Part of that money will be raised via an additional payment to be collected from all producers. In the case of beef it will amount to 50 cents per head sold, on top of the current $5 transaction levy paid.
Peak grassfed producer body Cattle Australia said support from the beef industry for the proposal hinged entirely on securing a guarantee that it would have strong input into how the funds were administered.
The concern is the money could be swallowed up in existing programs, or even used to prop up a Department of Agriculture with widely documented financial woes.
Cattle Australia's new chief executive officer Luke Bowen said there were also big questions around how the new levy would be collected, with scarce detail so far provided by the government.
Agriculture levies were a sacred cow, and producers would not support governments interfering in how they were set or administered, he said.
Producer representatives also raised concerns about what they feel is the misrepresentation of overall producer contribution to biosecurity protection in Australia. The 6 per cent figure touted by the government grossly understated the contribution, Mr Bowen said.
However, Mr Watt said his government was locking in a fair system to pay for biosecurity that shared the cost, with taxpayers, risk creators and beneficiaries of the system all contributing.
The government would be committing significantly more permanently-dedicated taxpayer funding, and recovering biosecurity clearance costs from importers and others who create risk, he said.
The detail: A new cost recovery charge of 40 cents per item on low value ($1000 or less) goods imported into Australia by sea will be introduced. That is expected to recover more than $27m.
Fees and charges on importers will also be increased from the start of July, which will pump an extra $45m into the biosecurity coffers.
Further, importers' fees will be reviewed and adjusted annually.
And the Passenger Movement Charge on international travellers will increase from $60 to $70 per person from 1 July 2024.
Mr Watt described the money being sought from producers as a 'modest contribution'.
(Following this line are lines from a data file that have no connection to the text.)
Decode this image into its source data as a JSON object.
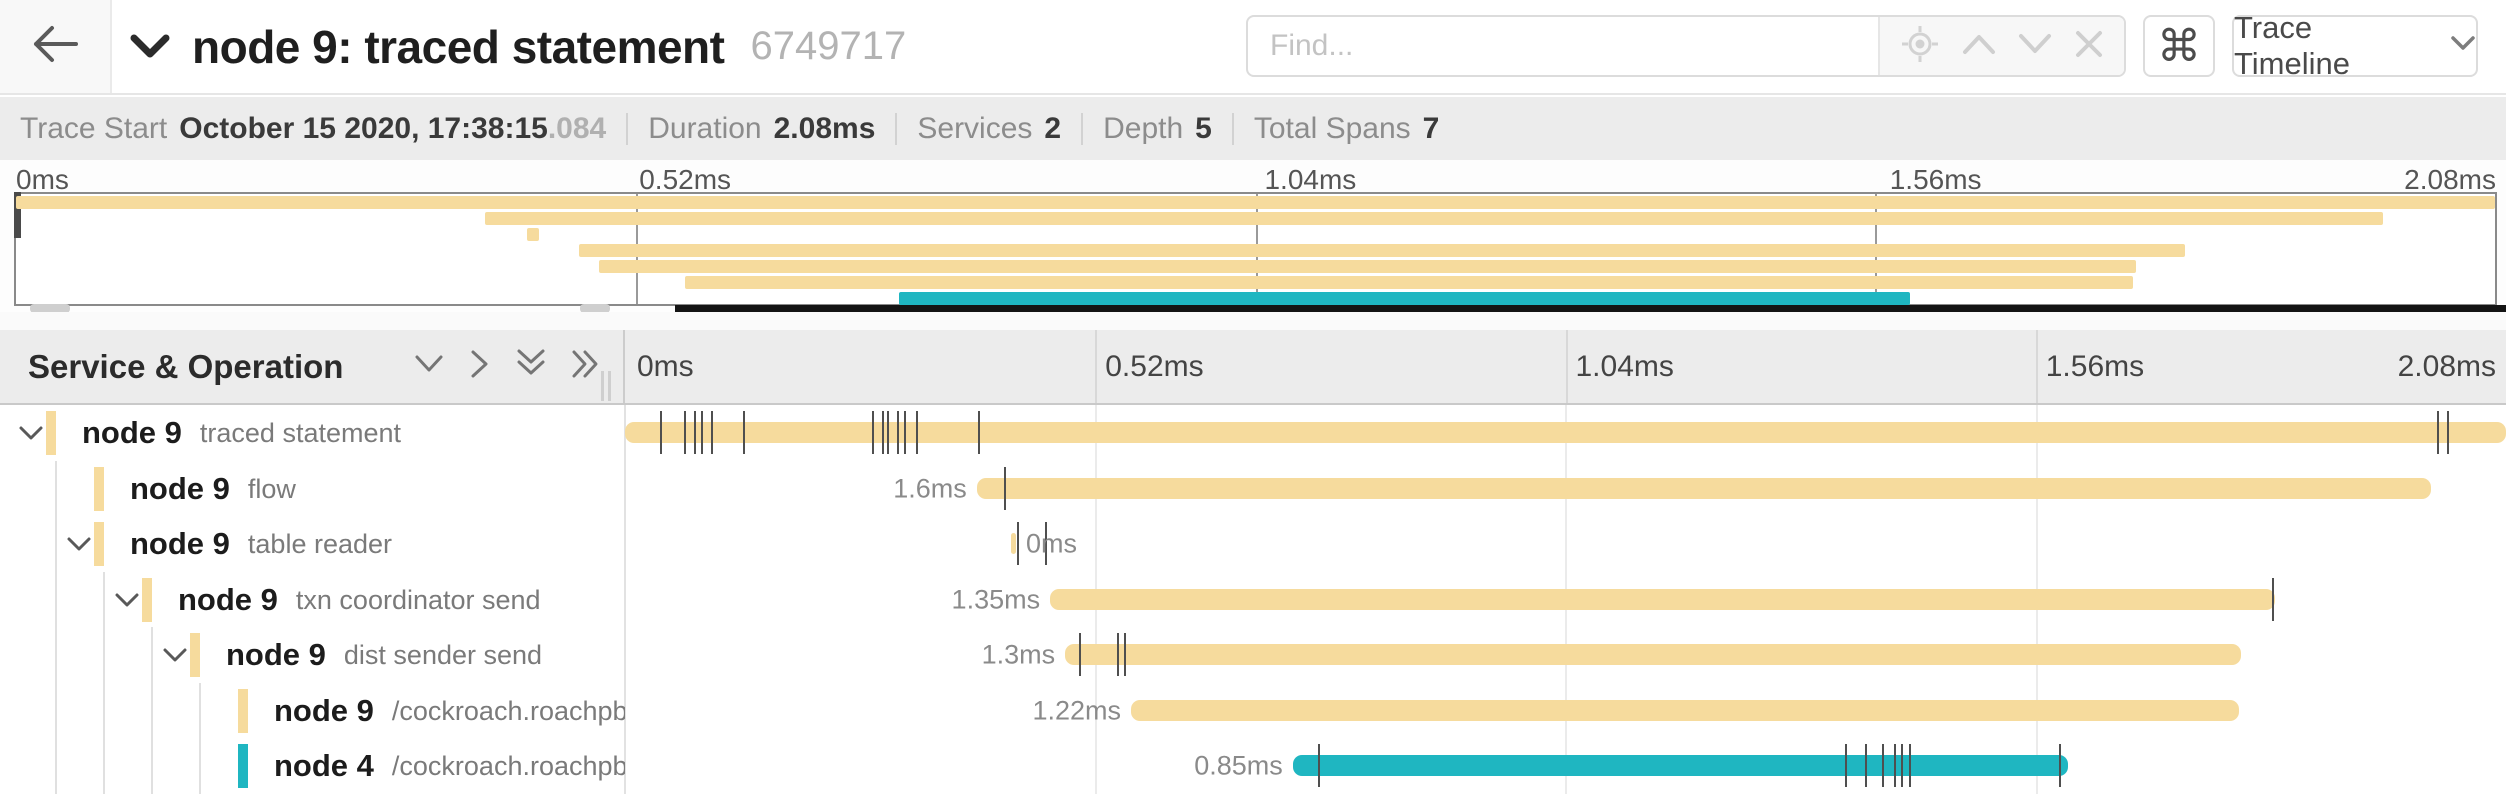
{
  "colors": {
    "tan": "#F6DB9D",
    "teal": "#1FB6C1",
    "tick": "#4f4f4f"
  },
  "header": {
    "back_icon": "arrow-left",
    "collapse_icon": "chevron-down",
    "title": "node 9: traced statement",
    "trace_id": "6749717",
    "find_placeholder": "Find...",
    "find_tools": [
      "locate-icon",
      "chevron-up-icon",
      "chevron-down-icon",
      "close-icon"
    ],
    "keyboard_shortcut_icon": "⌘",
    "view_selector_label": "Trace Timeline"
  },
  "summary": {
    "items": [
      {
        "label": "Trace Start",
        "value": "October 15 2020, 17:38:15",
        "suffix": ".084"
      },
      {
        "label": "Duration",
        "value": "2.08ms"
      },
      {
        "label": "Services",
        "value": "2"
      },
      {
        "label": "Depth",
        "value": "5"
      },
      {
        "label": "Total Spans",
        "value": "7"
      }
    ]
  },
  "minimap": {
    "ticks": [
      "0ms",
      "0.52ms",
      "1.04ms",
      "1.56ms",
      "2.08ms"
    ],
    "bars": [
      {
        "start": 0,
        "end": 100,
        "color": "tan"
      },
      {
        "start": 18.9,
        "end": 95.5,
        "color": "tan"
      },
      {
        "start": 20.6,
        "end": 21.1,
        "color": "tan"
      },
      {
        "start": 22.7,
        "end": 87.5,
        "color": "tan"
      },
      {
        "start": 23.5,
        "end": 85.5,
        "color": "tan"
      },
      {
        "start": 27.0,
        "end": 85.4,
        "color": "tan"
      },
      {
        "start": 35.6,
        "end": 76.4,
        "color": "teal"
      }
    ]
  },
  "timeline": {
    "header_label": "Service & Operation",
    "header_icons": [
      "collapse-one-icon",
      "expand-one-icon",
      "collapse-all-icon",
      "expand-all-icon"
    ],
    "ticks": [
      "0ms",
      "0.52ms",
      "1.04ms",
      "1.56ms",
      "2.08ms"
    ],
    "rows": [
      {
        "service": "node 9",
        "operation": "traced statement",
        "depth": 0,
        "expander": true,
        "color": "tan",
        "bar": {
          "start": 0,
          "end": 100
        },
        "label": "",
        "label_side": "none",
        "label_anchor": 0,
        "ticks": [
          1.9,
          3.2,
          3.7,
          4.1,
          4.6,
          6.3,
          13.2,
          13.7,
          14.0,
          14.5,
          14.9,
          15.5,
          18.8,
          96.4,
          96.9
        ]
      },
      {
        "service": "node 9",
        "operation": "flow",
        "depth": 1,
        "expander": false,
        "color": "tan",
        "bar": {
          "start": 18.7,
          "end": 96.0
        },
        "label": "1.6ms",
        "label_side": "left",
        "label_anchor": 18.7,
        "ticks": [
          20.2
        ]
      },
      {
        "service": "node 9",
        "operation": "table reader",
        "depth": 1,
        "expander": true,
        "color": "tan",
        "bar": {
          "start": 20.5,
          "end": 20.8
        },
        "label": "0ms",
        "label_side": "right",
        "label_anchor": 21.0,
        "ticks": [
          20.9,
          22.4
        ]
      },
      {
        "service": "node 9",
        "operation": "txn coordinator send",
        "depth": 2,
        "expander": true,
        "color": "tan",
        "bar": {
          "start": 22.6,
          "end": 87.7
        },
        "label": "1.35ms",
        "label_side": "left",
        "label_anchor": 22.6,
        "ticks": [
          87.6
        ]
      },
      {
        "service": "node 9",
        "operation": "dist sender send",
        "depth": 3,
        "expander": true,
        "color": "tan",
        "bar": {
          "start": 23.4,
          "end": 85.9
        },
        "label": "1.3ms",
        "label_side": "left",
        "label_anchor": 23.4,
        "ticks": [
          24.2,
          26.2,
          26.6
        ]
      },
      {
        "service": "node 9",
        "operation": "/cockroach.roachpb.I…",
        "depth": 4,
        "expander": false,
        "color": "tan",
        "bar": {
          "start": 26.9,
          "end": 85.8
        },
        "label": "1.22ms",
        "label_side": "left",
        "label_anchor": 26.9,
        "ticks": []
      },
      {
        "service": "node 4",
        "operation": "/cockroach.roachpb.I…",
        "depth": 4,
        "expander": false,
        "color": "teal",
        "bar": {
          "start": 35.5,
          "end": 76.7
        },
        "label": "0.85ms",
        "label_side": "left",
        "label_anchor": 35.5,
        "ticks": [
          36.9,
          64.9,
          66.0,
          66.9,
          67.5,
          67.9,
          68.3,
          76.3
        ]
      }
    ]
  }
}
But the cattle industry points out the new levy comes on top of a swag of other ways producers already pay for biosecurity.
These include:
- The Animal Health Australia levy, set at 13c of the $5 transaction levy, which contributes $7.5 million annually for AHA to develop programs that improve cattle health and biosecurity.
- Producer transaction levies totalling more than $7m fund the annual operations of the Integrity Systems Company, which provides lifetime traceability for the grassfed cattle sector.
- Direct producer investment in NLIS lifetime traceability, particularly cattle ear tag investment. Australia's 24m-plus head of cattle represent a total investment of almost $100 million in lifetime traceability devices on the part of producers.
- Producer investment in everyday on-farm biosecurity. This includes Livestock Production Assurance compliance, biosecurity plans, personnel movement control, data management, livestock reconciliation and other cattle transfer compliance activities. Further, downstream supply chain costs including export meat inspection costs and traceability infrastructure can be also partially attributed to producers.